Il est des réformes qui se disent modernes, mais prolongent l’archaïsme. Le projet de loi sur la procédure pénale, tel qu’il se profile aujourd’hui, n’ouvre pas une ère nouvelle de justice; il consolide un système de contrôle. Il ne cherche pas à rééquilibrer les rapports entre l’État et le citoyen, mais à les figer au profit du pouvoir. Il ne sécurise pas les droits, il les encadre. Il ne rassure pas, il surveille.
La détention provisoire en est le symptôme le plus flagrant. Ce qui devrait n’être qu’un recours exceptionnel s’est mué, en pratique, en principe de gestion judiciaire. On enferme d’abord, on interroge ensuite, on juge… parfois. La présomption d’innocence s’efface derrière la logique du soupçon. L’avocat, pourtant garant du contradictoire, devient un figurant, convoqué quand tout est déjà décidé. La liberté cesse d’être un droit, pour devenir une faveur; toujours révocable, jamais assurée.
La réforme aurait pu rompre avec cette dérive. Elle aurait pu poser les jalons d’une justice plus équilibrée, plus rigoureuse, plus respectueuse. Mais elle évite l’essentiel. Elle n’évoque pas, ou à peine, la nécessité d’introduire la collégialité des décisions privatives de liberté, pourtant l’un des piliers des systèmes judiciaires qui se respectent. Dans toute démocratie digne de ce nom, priver durablement une personne de sa liberté ne peut reposer sur l’avis d’un seul juge. La décision collégiale, prise à plusieurs voix, est une garantie fondamentale : elle protège le justiciable, bien sûr, mais aussi le juge, qui n’est plus seul face à la pression politique ou hiérarchique. Maintenir le modèle du juge unique, c’est perpétuer la vulnérabilité du système, et par là même, son instrumentalisation.
Le renforcement des droits de la défense devrait également être au cœur de toute réforme crédible. Un accès immédiat et complet au dossier dès la première heure de garde à vue, la présence obligatoire de l’avocat à chaque étape de l’interrogatoire, la possibilité de contester sans délai toute mesure attentatoire aux libertés, l’instauration de délais stricts pour les enquêtes; ce ne sont pas des revendications corporatistes, mais les conditions minimales d’un procès équitable. Une procédure qui marginalise l’avocat n’est pas une procédure rigoureuse : c’est une procédure à sens unique, déséquilibrée dès l’origine.
Il ne s’agit pas ici d’un simple débat technique, mais d’un choix de société.

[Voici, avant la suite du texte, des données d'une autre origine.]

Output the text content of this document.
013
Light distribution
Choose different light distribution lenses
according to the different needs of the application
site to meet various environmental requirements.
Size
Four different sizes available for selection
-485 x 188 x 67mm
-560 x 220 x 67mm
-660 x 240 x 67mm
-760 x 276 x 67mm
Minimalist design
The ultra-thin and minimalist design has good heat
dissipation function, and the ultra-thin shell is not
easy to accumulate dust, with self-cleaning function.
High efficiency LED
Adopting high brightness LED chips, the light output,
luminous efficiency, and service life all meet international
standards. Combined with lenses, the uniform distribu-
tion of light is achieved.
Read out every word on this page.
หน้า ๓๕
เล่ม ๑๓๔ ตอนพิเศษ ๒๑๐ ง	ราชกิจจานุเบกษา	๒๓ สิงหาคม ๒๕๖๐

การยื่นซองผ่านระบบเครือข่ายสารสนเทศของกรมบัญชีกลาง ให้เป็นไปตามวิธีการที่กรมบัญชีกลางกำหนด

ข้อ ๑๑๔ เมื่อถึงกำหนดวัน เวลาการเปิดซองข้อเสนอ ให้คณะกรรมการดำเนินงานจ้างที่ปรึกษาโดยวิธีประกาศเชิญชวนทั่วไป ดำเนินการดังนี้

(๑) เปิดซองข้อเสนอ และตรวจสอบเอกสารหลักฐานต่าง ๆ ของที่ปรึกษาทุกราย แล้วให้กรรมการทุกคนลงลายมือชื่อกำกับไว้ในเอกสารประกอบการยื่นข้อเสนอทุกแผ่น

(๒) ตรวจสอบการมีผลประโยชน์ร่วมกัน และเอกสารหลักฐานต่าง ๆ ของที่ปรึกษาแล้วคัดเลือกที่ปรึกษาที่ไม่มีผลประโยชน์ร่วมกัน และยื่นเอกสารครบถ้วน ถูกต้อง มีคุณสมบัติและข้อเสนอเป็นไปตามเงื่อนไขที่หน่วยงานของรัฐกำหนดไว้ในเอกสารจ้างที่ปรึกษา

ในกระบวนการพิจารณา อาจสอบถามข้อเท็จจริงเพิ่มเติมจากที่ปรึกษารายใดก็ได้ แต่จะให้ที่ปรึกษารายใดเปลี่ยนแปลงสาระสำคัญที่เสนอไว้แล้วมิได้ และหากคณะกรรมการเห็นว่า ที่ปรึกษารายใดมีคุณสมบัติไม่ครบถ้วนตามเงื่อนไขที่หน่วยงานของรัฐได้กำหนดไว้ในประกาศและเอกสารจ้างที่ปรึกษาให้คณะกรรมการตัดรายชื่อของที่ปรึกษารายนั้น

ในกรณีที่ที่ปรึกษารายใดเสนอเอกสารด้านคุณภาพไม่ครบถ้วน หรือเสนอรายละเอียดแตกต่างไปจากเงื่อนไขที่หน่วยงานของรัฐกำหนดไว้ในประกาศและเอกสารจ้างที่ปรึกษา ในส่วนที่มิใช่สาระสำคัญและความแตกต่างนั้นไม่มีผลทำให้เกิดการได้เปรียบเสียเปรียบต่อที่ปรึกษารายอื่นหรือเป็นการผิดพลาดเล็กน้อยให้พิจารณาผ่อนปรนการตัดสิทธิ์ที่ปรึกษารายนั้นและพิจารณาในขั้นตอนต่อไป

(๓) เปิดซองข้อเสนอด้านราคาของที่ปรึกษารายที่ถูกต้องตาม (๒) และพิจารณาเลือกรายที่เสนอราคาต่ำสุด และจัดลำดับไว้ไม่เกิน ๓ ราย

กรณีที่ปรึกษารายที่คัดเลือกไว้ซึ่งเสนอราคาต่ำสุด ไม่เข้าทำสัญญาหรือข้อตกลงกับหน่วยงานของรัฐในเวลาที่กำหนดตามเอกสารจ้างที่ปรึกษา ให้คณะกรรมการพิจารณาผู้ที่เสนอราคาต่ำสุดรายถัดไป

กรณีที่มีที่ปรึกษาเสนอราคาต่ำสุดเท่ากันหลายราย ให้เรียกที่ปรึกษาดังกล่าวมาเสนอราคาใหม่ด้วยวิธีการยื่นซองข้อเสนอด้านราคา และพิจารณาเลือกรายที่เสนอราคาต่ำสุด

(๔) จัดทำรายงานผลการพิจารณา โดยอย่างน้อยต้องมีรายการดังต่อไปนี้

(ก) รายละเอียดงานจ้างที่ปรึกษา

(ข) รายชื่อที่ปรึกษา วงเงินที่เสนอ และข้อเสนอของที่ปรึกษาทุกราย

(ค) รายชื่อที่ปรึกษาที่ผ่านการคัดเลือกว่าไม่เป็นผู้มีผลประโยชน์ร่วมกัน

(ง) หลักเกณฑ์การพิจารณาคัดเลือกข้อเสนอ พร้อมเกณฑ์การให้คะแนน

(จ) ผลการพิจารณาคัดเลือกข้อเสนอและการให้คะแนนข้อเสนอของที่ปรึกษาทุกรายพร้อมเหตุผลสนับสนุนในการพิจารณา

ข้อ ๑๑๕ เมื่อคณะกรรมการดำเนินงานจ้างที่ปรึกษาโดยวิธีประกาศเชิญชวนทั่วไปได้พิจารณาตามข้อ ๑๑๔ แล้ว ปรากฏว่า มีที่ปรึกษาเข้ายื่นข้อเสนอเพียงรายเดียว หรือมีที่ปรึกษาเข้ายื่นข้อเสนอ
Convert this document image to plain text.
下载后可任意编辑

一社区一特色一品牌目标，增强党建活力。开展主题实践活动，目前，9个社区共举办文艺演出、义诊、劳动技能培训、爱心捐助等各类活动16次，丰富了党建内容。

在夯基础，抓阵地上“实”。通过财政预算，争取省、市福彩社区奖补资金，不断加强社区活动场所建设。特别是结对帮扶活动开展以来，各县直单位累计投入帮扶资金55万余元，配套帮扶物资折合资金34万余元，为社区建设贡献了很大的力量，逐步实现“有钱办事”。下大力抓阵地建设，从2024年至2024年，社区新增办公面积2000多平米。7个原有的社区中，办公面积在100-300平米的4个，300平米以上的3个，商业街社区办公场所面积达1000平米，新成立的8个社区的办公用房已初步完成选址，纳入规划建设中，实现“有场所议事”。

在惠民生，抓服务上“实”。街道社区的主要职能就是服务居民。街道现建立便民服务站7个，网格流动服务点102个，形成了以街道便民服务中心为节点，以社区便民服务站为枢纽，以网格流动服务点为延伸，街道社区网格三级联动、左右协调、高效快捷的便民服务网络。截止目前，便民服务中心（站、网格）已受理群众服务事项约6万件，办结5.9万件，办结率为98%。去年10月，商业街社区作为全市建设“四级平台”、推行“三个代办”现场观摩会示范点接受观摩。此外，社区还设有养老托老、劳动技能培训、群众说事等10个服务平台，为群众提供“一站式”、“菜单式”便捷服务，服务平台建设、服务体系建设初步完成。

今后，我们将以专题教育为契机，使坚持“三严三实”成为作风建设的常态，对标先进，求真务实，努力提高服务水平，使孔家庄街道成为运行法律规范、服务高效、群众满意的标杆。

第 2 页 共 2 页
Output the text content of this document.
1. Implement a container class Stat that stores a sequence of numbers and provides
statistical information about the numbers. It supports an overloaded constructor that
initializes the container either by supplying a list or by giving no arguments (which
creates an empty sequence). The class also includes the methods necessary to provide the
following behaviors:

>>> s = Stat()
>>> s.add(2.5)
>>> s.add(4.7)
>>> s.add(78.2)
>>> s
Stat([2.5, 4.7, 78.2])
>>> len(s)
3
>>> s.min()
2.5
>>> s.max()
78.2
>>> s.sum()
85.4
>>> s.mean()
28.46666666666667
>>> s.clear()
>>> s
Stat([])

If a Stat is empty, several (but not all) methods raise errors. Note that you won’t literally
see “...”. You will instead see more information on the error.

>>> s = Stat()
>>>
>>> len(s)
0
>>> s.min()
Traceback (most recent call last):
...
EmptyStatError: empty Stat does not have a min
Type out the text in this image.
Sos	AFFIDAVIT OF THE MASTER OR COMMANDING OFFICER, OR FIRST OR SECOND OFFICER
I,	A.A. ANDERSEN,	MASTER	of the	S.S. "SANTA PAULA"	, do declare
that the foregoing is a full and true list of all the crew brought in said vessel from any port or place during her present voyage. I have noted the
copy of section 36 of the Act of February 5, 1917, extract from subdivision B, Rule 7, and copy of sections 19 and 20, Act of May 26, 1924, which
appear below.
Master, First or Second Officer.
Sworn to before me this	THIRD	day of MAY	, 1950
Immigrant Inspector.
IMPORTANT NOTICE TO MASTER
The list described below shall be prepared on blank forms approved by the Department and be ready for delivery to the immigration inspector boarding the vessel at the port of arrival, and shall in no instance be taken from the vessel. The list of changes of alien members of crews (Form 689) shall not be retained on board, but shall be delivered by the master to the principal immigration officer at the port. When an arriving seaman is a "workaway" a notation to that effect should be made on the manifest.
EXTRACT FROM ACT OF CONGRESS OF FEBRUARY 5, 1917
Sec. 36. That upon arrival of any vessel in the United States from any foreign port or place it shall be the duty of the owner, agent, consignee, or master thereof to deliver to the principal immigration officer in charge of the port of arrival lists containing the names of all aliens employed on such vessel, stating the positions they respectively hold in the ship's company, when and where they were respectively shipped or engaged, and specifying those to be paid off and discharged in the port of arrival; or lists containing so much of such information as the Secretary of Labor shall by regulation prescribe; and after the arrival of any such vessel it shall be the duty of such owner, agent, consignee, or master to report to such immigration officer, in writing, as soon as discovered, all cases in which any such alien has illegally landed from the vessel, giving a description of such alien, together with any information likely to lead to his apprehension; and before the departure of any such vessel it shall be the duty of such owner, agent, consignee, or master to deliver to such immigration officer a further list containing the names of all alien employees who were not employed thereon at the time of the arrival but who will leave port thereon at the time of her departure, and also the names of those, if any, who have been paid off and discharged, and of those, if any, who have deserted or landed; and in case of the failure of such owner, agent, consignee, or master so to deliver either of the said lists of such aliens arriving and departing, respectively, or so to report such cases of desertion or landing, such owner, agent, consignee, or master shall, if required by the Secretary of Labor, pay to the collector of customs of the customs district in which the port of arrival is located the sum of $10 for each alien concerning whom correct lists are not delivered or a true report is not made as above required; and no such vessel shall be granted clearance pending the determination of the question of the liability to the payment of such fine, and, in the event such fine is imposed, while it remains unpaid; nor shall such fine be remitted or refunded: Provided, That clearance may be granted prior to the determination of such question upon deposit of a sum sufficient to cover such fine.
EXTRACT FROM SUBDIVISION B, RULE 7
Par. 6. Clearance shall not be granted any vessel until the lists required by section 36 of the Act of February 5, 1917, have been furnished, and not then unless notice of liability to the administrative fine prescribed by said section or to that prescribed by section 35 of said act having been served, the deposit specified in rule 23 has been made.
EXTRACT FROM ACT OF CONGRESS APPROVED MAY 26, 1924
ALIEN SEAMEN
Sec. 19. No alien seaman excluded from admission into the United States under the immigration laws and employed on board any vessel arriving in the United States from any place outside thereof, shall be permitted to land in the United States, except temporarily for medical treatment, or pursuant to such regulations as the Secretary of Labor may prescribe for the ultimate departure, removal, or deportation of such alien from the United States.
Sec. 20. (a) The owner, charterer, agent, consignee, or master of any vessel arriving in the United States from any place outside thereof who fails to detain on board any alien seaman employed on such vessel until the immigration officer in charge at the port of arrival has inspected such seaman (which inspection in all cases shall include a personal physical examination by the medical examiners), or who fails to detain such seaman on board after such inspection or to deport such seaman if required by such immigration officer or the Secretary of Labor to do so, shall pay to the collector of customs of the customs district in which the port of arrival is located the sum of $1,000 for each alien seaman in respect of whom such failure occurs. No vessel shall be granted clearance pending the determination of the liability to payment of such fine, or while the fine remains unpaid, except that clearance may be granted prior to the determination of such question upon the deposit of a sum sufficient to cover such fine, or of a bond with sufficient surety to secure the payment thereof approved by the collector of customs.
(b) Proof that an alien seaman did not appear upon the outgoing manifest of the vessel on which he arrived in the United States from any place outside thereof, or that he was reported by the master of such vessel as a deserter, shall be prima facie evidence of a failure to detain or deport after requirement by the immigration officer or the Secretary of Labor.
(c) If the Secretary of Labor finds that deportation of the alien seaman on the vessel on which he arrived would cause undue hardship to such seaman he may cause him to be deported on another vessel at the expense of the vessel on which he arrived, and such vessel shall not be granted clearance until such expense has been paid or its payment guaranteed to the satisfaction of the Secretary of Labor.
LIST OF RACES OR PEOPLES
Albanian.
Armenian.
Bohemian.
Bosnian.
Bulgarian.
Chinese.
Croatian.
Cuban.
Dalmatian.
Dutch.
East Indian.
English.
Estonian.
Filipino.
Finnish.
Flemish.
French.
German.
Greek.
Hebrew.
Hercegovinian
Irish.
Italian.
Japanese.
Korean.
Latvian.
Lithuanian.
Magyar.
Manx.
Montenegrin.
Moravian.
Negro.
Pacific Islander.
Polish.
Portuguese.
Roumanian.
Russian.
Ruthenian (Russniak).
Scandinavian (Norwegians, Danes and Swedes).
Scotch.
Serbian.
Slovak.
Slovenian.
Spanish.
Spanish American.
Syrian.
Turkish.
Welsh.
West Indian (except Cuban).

Voulons-nous d’un État où la justice protège, ou d’un système où elle obéit ? Car une justice aux ordres, c’est une justice qui condamne sans preuve, qui punit sans débat, qui confisque sans contrôle. Ce n’est pas l’ordre qu’elle garantit, mais la peur qu’elle administre.
La population le sait. Les investisseurs le devinent. On ne construit pas la confiance sur le soupçon, ni le développement sur l’arbitraire. Un pays où les libertés fondamentales sont précaires est un pays dont l’économie vacille, dont les talents fuient, dont les voix se taisent ou s’exilent.
La réforme actuelle est donc bien plus qu’un texte législatif : c’est un test politique. Si elle ne réaffirme pas la vocation protectrice de la procédure pénale, si elle ne rétablit pas l’équilibre entre les pouvoirs, si elle ne place pas la défense au cœur du procès, elle trahira son ambition affichée et manquera son rendez-vous avec l’Histoire.
L’Algérie mérite mieux qu’une justice de façade. Elle mérite une justice debout, impartiale, visible et digne. Une justice qui ne tremble pas face au pouvoir, mais qui s’en distingue. Une justice qui ne pèse pas les libertés au gré des équilibres politiques, mais qui les garantit, en tout temps, pour tous.
Car il ne suffit pas de réécrire la loi pour en faire une réforme. Encore faut-il qu’elle soit fondée sur le droit, et non sur la défiance. Sur l’équité, non sur le contrôle. Sur la liberté, non sur la peur.